Rubrica a cura di Valeria Barbagallo
Tra palcoscenico e platea, ebbene sì, in questo spazio agiscono le persone che vogliono entrarci, o magari che si ritrovano lì per caso o forse, meglio ancora, chissà per quale svariata ragione. Un luogo magico potrei dire il teatro, dove gli attori parlano, ridono, si truccano, si struccano, si insabbiano, mangiano, si vestono, si svestono, giocano e recitano , forse…
Sipario!! E le voci si spengono, tutto si zittisce, un palpito al cuore, e sale l’ansia a mille, si apre il sipario e si va in scena indossando ognuno una propria maschera. L’annuncio che il sipario si apra, oggi tocca a me, in quanto sarei “io” il regista, e mentre sul palcoscenico e dietro le quinte infuriano tempeste, incomprensioni, odii, applausi, gelosie ma a volte anche i grandi attori, io qui, faccio in modo, per quanto possibile, che l’arte incontri il sogno. Ma ditemi, cosa sarebbe il teatro senza sogni?
Beh per me i sogni sono l’unica lucida alternativa alla monotonia, a quel grigiore della vita che spesso ci assale, buoni motivi direste! Bello dunque fare il regista! Quindi mi dovrei reputare un uomo felice, in quanto regista, ma siamo sicuri che sia facile curare la regia di una qualsivoglia opera teatrale? Direi di no, ma se c’è passione, c’è veramente tutto ed è il volano per intraprendere qualsiasi progetto. Poi per uno come me il teatro è linfa vitale, scrivere il teatro, assaggiare di giorno in giorno questo affascinante universo parallelo in grado di rispecchiare come nessun altro la realtà, ma anche, a volte, di distorcerla. Il teatro nasce con l’emozione della fruizione, e dunque il coinvolgimento dello spettatore, e dall’altra parte c’è l’attore che prova emozioni vere interpretando una parte, ma tutto ciò ribadisco non è semplice.
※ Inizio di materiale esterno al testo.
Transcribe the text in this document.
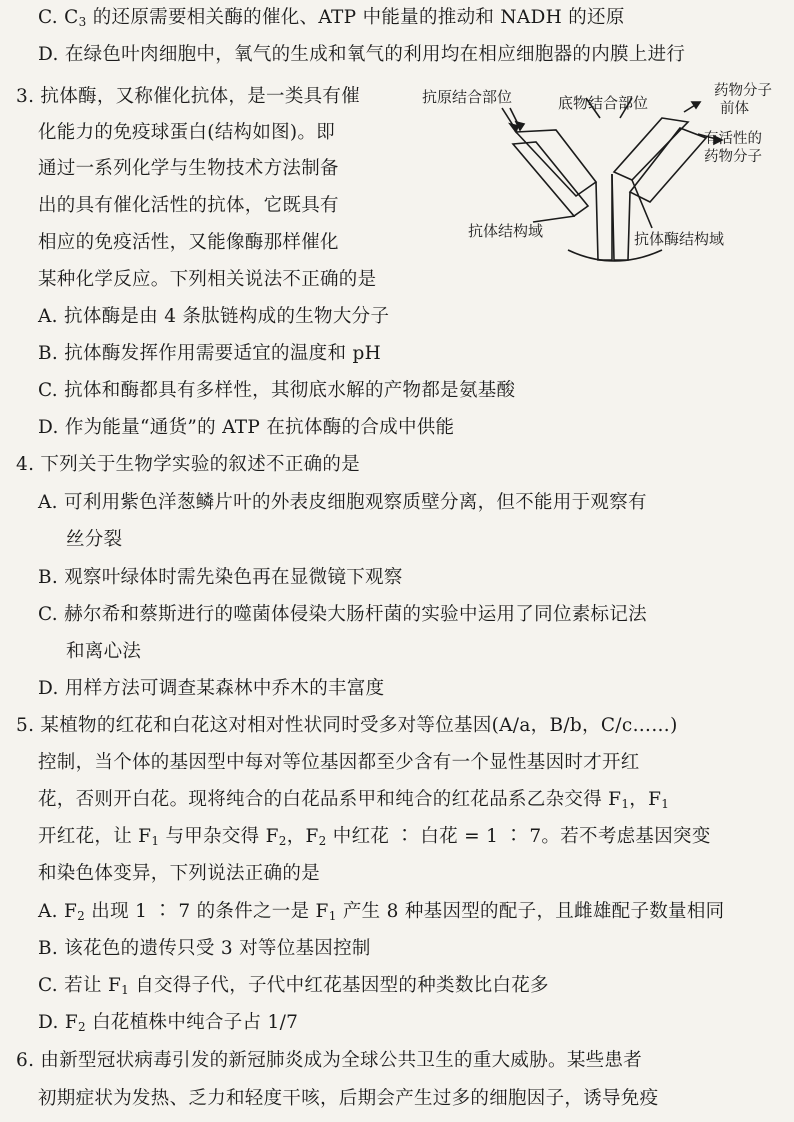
C. $C_3$ 的还原需要相关酶的催化、ATP 中能量的推动和 NADH 的还原
D. 在绿色叶肉细胞中，氧气的生成和氧气的利用均在相应细胞器的内膜上进行
3. 抗体酶，又称催化抗体，是一类具有催
化能力的免疫球蛋白(结构如图)。即
通过一系列化学与生物技术方法制备
出的具有催化活性的抗体，它既具有
相应的免疫活性，又能像酶那样催化
某种化学反应。下列相关说法不正确的是
抗原结合部位	底物结合部位
药物分子
前体
有活性的
药物分子
抗体结构域	抗体酶结构域
A. 抗体酶是由 4 条肽链构成的生物大分子
B. 抗体酶发挥作用需要适宜的温度和 pH
C. 抗体和酶都具有多样性，其彻底水解的产物都是氨基酸
D. 作为能量“通货”的 ATP 在抗体酶的合成中供能
4. 下列关于生物学实验的叙述不正确的是
A. 可利用紫色洋葱鳞片叶的外表皮细胞观察质壁分离，但不能用于观察有
丝分裂
B. 观察叶绿体时需先染色再在显微镜下观察
C. 赫尔希和蔡斯进行的噬菌体侵染大肠杆菌的实验中运用了同位素标记法
和离心法
D. 用样方法可调查某森林中乔木的丰富度
5. 某植物的红花和白花这对相对性状同时受多对等位基因(A/a，B/b，C/c……)
控制，当个体的基因型中每对等位基因都至少含有一个显性基因时才开红
花，否则开白花。现将纯合的白花品系甲和纯合的红花品系乙杂交得 $F_1$，$F_1$
开红花，让 $F_1$ 与甲杂交得 $F_2$，$F_2$ 中红花 ∶ 白花 = 1 ∶ 7。若不考虑基因突变
和染色体变异，下列说法正确的是
A. $F_2$ 出现 1 ∶ 7 的条件之一是 $F_1$ 产生 8 种基因型的配子，且雌雄配子数量相同
B. 该花色的遗传只受 3 对等位基因控制
C. 若让 $F_1$ 自交得子代，子代中红花基因型的种类数比白花多
D. $F_2$ 白花植株中纯合子占 1/7
6. 由新型冠状病毒引发的新冠肺炎成为全球公共卫生的重大威胁。某些患者
初期症状为发热、乏力和轻度干咳，后期会产生过多的细胞因子，诱导免疫
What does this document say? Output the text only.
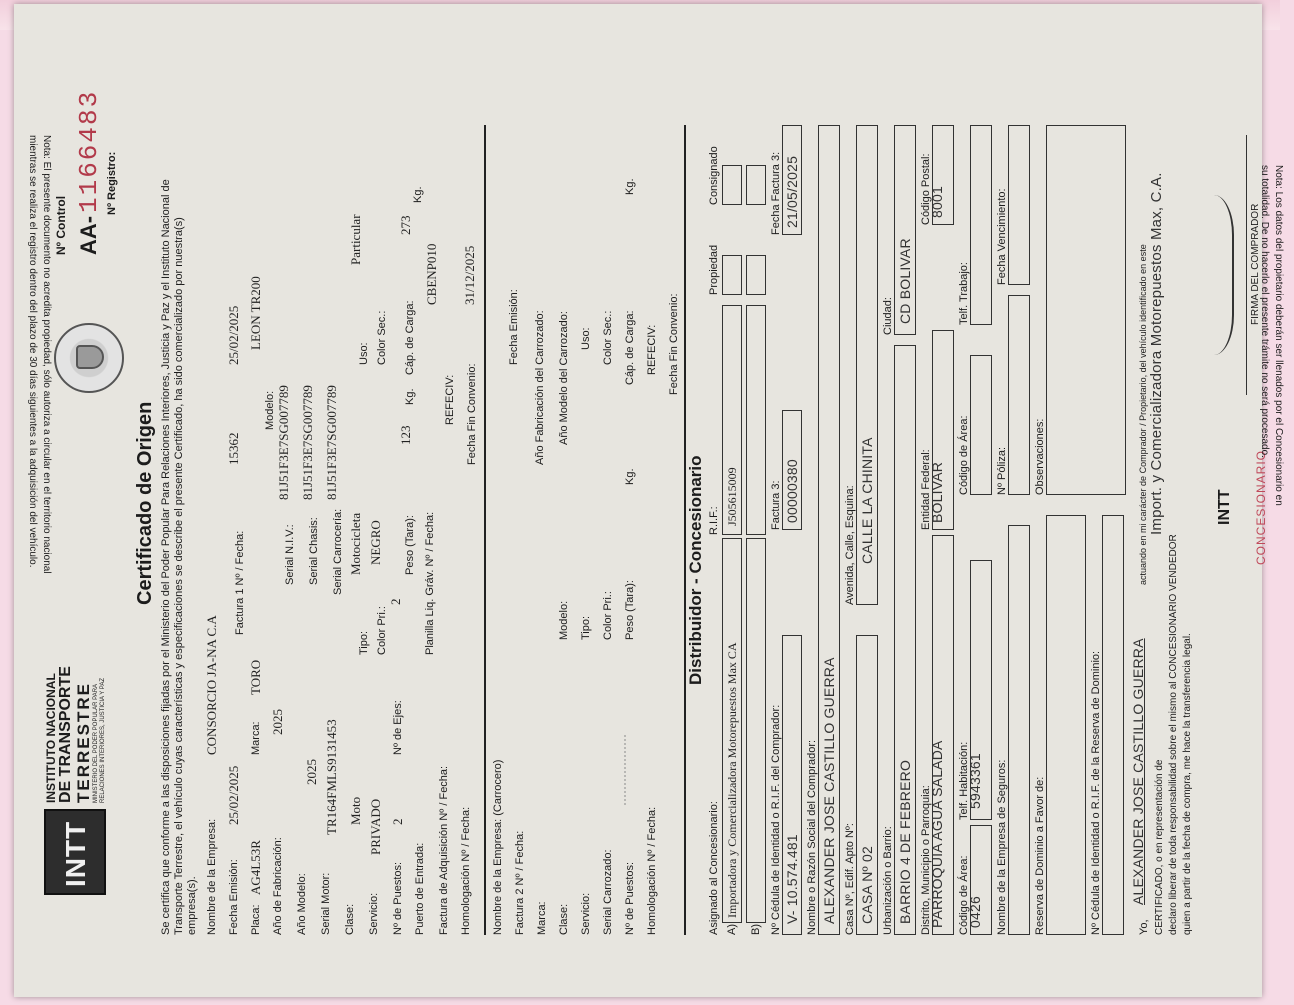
INTT
INSTITUTO NACIONAL DE TRANSPORTE TERRESTRE MINISTERIO DEL PODER POPULAR PARA RELACIONES INTERIORES, JUSTICIA Y PAZ
Certificado de Origen
Nº Control AA-
1166483 Nº Registro:	Se certifica que conforme a las disposiciones fijadas por el Ministerio del Poder Popular Para Relaciones Interiores, Justicia y Paz y el Instituto Nacional de Transporte Terrestre, el vehículo cuyas características y especificaciones se describe el presente Certificado, ha sido comercializado por nuestra(s) empresa(s). Nombre de la Empresa:
CONSORCIO JA-NA C.A
Fecha Emisión:
25/02/2025
Factura 1 Nº / Fecha:
15362
25/02/2025
Placa:
AG4L53R
Marca:
TORO
Modelo:
LEON TR200
Año de Fabricación:
2025
Serial N.I.V.:
81J51F3E7SG007789
Año Modelo:
2025
Serial Chasis:
81J51F3E7SG007789
Serial Motor:
TR164FMLS9131453
Serial Carrocería:
81J51F3E7SG007789
Clase:
Moto
Tipo:
Motocicleta
Uso:
Particular
Servicio:
PRIVADO
Color Pri.:
NEGRO
Color Sec.:
Nº de Puestos:
2
Nº de Ejes:
2
Peso (Tara):
123
Kg.
Cáp. de Carga:
273
Kg.
Puerto de Entrada:
Planilla Liq. Gráv. Nº / Fecha:
CBENP010
Factura de Adquisición Nº / Fecha:
REFECIV:
Homologación Nº / Fecha:
Fecha Fin Convenio:
31/12/2025
Nombre de la Empresa: (Carrocero)
Fecha Emisión:
Factura 2 Nº / Fecha:
Año Fabricación del Carrozado:
Marca:
Modelo:
Año Modelo del Carrozado:
Clase:
Tipo:
Uso:
Servicio:
Color Pri.:
Color Sec.:
Serial Carrozado: Nº de Puestos:
Peso (Tara):
Kg.
Cáp. de Carga:
Kg.
REFECIV:
Homologación Nº / Fecha:
Fecha Fin Convenio:
Distribuidor - Concesionario
Asignado al Concesionario:
R.I.F.:
Propiedad
Consignado
A)
Importadora y Comercializadora Motorepuestos Max CA
J505615009
B) Nº Cédula de Identidad o R.I.F. del Comprador: V- 10.574.481
Factura 3: 00000380
Fecha Factura 3: 21/05/2025
Nombre o Razón Social del Comprador: ALEXANDER JOSE CASTILLO GUERRA Casa Nº, Edif. Apto Nº: CASA Nº 02
Avenida, Calle, Esquina: CALLE LA CHINITA
Urbanización o Barrio: BARRIO 4 DE FEBRERO
Ciudad: CD BOLIVAR
Distrito, Municipio o Parroquia:
PARROQUIA AGUA SALADA
Entidad Federal:
BOLIVAR
Código Postal:
8001
Código de Área:
0426
Telf. Habitación:
5943361
Código de Área:
Telf. Trabajo:
Nombre de la Empresa de Seguros:
Nº Póliza:
Fecha Vencimiento:
Reserva de Dominio a Favor de:
Observaciones:
Nº Cédula de Identidad o R.I.F. de la Reserva de Dominio:	Yo,
ALEXANDER JOSE CASTILLO GUERRA
actuando en mi carácter de Comprador / Propietario, del vehículo identificado en este
CERTIFICADO, o en representación de
Import. y Comercializadora Motorepuestos Max, C.A.
declaro liberar de toda responsabilidad sobre el mismo al CONCESIONARIO VENDEDOR quien a partir de la fecha de compra, me hace la transferencia legal.
FIRMA DEL COMPRADOR
INTT CONCESIONARIO
Nota: El presente documento no acredita propiedad, sólo autoriza a circular en el territorio nacional
mientras se realiza el registro dentro del plazo de 30 días siguientes a la adquisición del vehículo.	Nota: Los datos del propietario deberán ser llenados por el Concesionario en
su totalidad. De no hacerlo el presente trámite no será procesado.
Nonostante ciò lui, in questo caso io vado sempre avanti, e quale strana contorta motivazione mi spinga di volta in volta a creare condizioni nuove, atmosfere surreali nelle quali invitare gli spettatori a perdersi, non mi è dato sapere. Pensate allora a quanto sia importante, per un regista, poter mettere in scena un proprio progetto, un lavoro sul quale non solo lui, ma un gruppo di persone ha investito in passione, tempo, impegno. E d’improvviso il teatro si riempie, di me, di tutto quello che vorrei dire, dei miei silenzi e del mondo che ogni attore ha dentro.
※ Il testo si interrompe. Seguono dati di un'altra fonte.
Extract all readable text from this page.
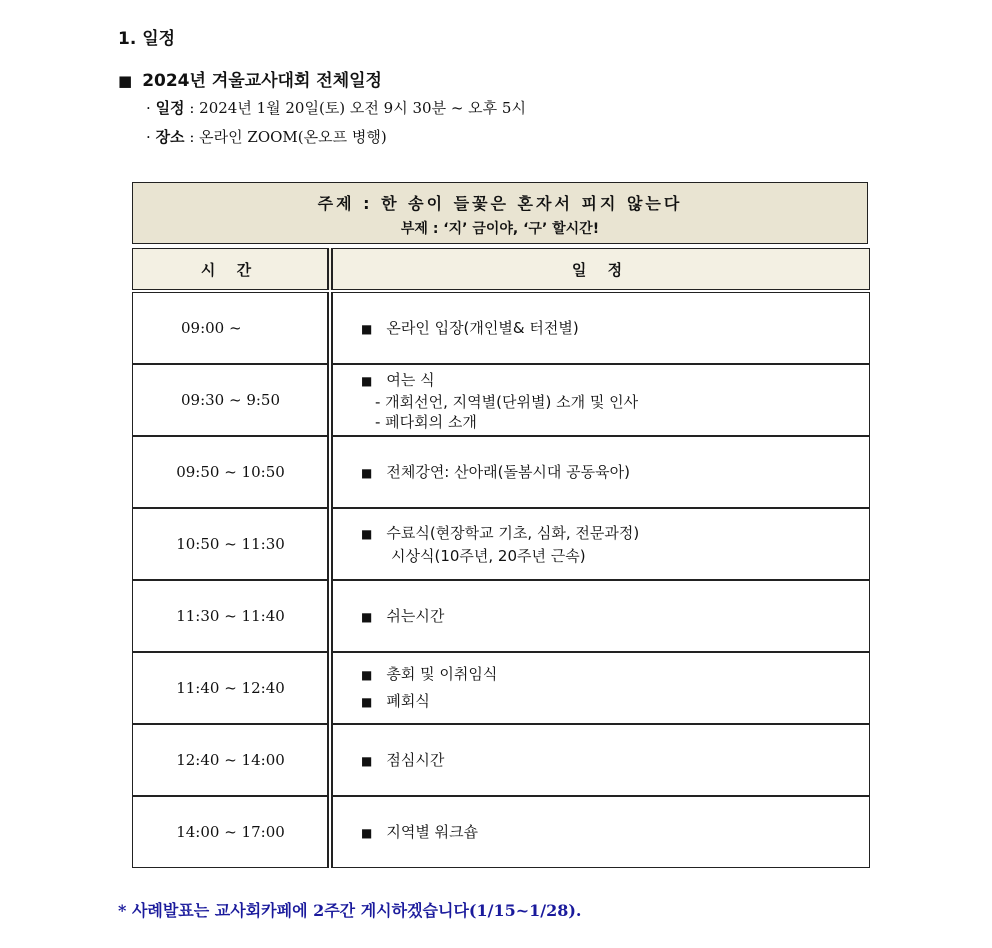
1. 일정
■ 2024년 겨울교사대회 전체일정
· 일정 : 2024년 1월 20일(토) 오전 9시 30분 ~ 오후 5시
· 장소 : 온라인 ZOOM(온오프 병행)
주제 : 한 송이 들꽃은 혼자서 피지 않는다
부제 : ‘지’ 금이야, ‘구’ 할시간!
시 간		일 정

09:00 ~		■ 온라인 입장(개인별& 터전별)
09:30 ~ 9:50		■ 여는 식
- 개회선언, 지역별(단위별) 소개 및 인사
- 페다회의 소개

09:50 ~ 10:50		■ 전체강연: 산아래(돌봄시대 공동육아)
10:50 ~ 11:30		■ 수료식(현장학교 기초, 심화, 전문과정)
시상식(10주년, 20주년 근속)

11:30 ~ 11:40		■ 쉬는시간
11:40 ~ 12:40		■ 총회 및 이취임식
■ 폐회식

12:40 ~ 14:00		■ 점심시간
14:00 ~ 17:00		■ 지역별 워크숍
* 사례발표는 교사회카페에 2주간 게시하겠습니다(1/15~1/28).
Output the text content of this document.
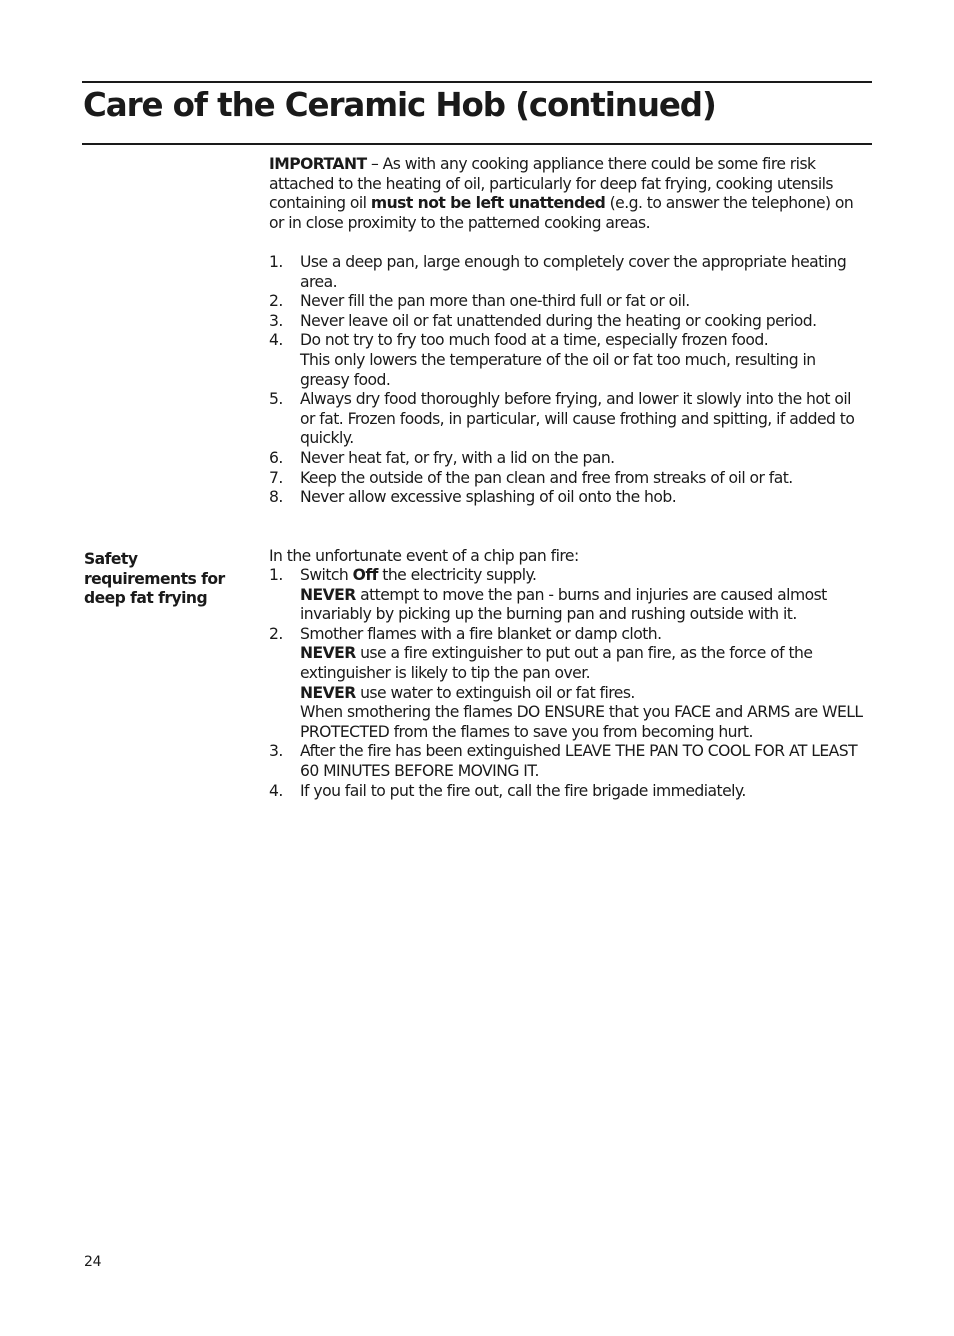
Care of the Ceramic Hob (continued)

IMPORTANT – As with any cooking appliance there could be some fire risk attached to the heating of oil, particularly for deep fat frying, cooking utensils containing oil must not be left unattended (e.g. to answer the telephone) on or in close proximity to the patterned cooking areas.

1. Use a deep pan, large enough to completely cover the appropriate heating area.
2. Never fill the pan more than one-third full or fat or oil.
3. Never leave oil or fat unattended during the heating or cooking period.
4. Do not try to fry too much food at a time, especially frozen food.
This only lowers the temperature of the oil or fat too much, resulting in greasy food.
5. Always dry food thoroughly before frying, and lower it slowly into the hot oil or fat. Frozen foods, in particular, will cause frothing and spitting, if added to quickly.
6. Never heat fat, or fry, with a lid on the pan.
7. Keep the outside of the pan clean and free from streaks of oil or fat.
8. Never allow excessive splashing of oil onto the hob.
Safety requirements for deep fat frying

In the unfortunate event of a chip pan fire:

1. Switch Off the electricity supply.
NEVER attempt to move the pan - burns and injuries are caused almost invariably by picking up the burning pan and rushing outside with it.
2. Smother flames with a fire blanket or damp cloth.
NEVER use a fire extinguisher to put out a pan fire, as the force of the extinguisher is likely to tip the pan over.
NEVER use water to extinguish oil or fat fires.
When smothering the flames DO ENSURE that you FACE and ARMS are WELL PROTECTED from the flames to save you from becoming hurt.
3. After the fire has been extinguished LEAVE THE PAN TO COOL FOR AT LEAST 60 MINUTES BEFORE MOVING IT.
4. If you fail to put the fire out, call the fire brigade immediately.
24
E nel momento in cui si decide di andare in scena, proprio in quel momento, li ci si mette seriamente in discussione, su ciò che siamo, su tutto quello che vorremmo essere e su come vorremmo che gli altri ci vedano. Che sciocchi che siamo, il teatro è più astuto di quanto noi stessi pensiamo, questo grande contenitore di umanità farà di tutto per metterci a nudo, e quando questo accadrà, presi alla sprovvista, sarà difficilissimo recitare. Uscire dal nostro isolamento, trasformando l’io in noi, ecco cosa dico sempre ai miei attori. Che strana creatura un regista, non si sa bene che cosa voglia dire, comunque fa teatro, parla di teatro anzi “fa teatro parlando di teatro”. La verità è che gli attori sanno bene cosa fare anche da soli, ma avere un regista fa comodo a tutti. Chi decide come me di fare teatro con gente comune, non viene certo da uno stato di soddisfazione, anzi al contrario, non si può generare arte senza una lucida sofferenza. Ecco la classica domanda che mi fanno sempre: perché fare teatro?
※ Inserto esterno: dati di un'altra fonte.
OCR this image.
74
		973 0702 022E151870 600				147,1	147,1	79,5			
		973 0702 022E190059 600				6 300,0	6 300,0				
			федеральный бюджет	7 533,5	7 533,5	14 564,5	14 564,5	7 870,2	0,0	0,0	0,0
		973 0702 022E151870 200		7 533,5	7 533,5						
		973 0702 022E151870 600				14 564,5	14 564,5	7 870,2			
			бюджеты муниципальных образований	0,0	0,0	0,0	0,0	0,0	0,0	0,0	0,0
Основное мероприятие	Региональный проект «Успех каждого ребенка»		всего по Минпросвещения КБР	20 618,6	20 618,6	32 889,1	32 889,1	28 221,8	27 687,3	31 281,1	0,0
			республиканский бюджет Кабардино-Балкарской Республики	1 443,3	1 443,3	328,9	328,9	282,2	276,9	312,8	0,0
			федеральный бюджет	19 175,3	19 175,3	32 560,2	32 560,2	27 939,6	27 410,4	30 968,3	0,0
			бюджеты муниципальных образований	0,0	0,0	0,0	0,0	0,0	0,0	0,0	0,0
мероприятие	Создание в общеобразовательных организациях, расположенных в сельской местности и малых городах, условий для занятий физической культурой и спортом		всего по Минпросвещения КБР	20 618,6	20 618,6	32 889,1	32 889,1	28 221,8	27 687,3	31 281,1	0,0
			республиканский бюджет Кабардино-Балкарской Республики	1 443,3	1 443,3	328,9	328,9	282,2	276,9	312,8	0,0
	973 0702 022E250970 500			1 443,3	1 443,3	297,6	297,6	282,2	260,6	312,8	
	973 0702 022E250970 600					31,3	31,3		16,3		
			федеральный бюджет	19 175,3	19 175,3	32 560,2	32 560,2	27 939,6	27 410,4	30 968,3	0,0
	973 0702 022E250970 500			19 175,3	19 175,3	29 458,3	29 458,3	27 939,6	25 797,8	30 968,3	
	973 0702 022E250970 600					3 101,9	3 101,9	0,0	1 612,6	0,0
Ed io rispondo, ma per vincere la timidezza, se frequenti un corso di teatro non sei solo. Troverai persone legate dalla stessa passione. All’inizio ti vergognerai tantissimo! Dovrai fare strani esercizi che esplorano le particolarità della voce, dovrai ripetere un monologo davanti a persone quasi sconosciute con il terrore di dimenticarti qualcosa, dovrai sfidare le tue paure. Ma lo faranno anche gli altri. E piano piano sarà sempre più semplice. E se poi t’innamori del teatro è fatta…avrai la possibilità di vivere mille vite.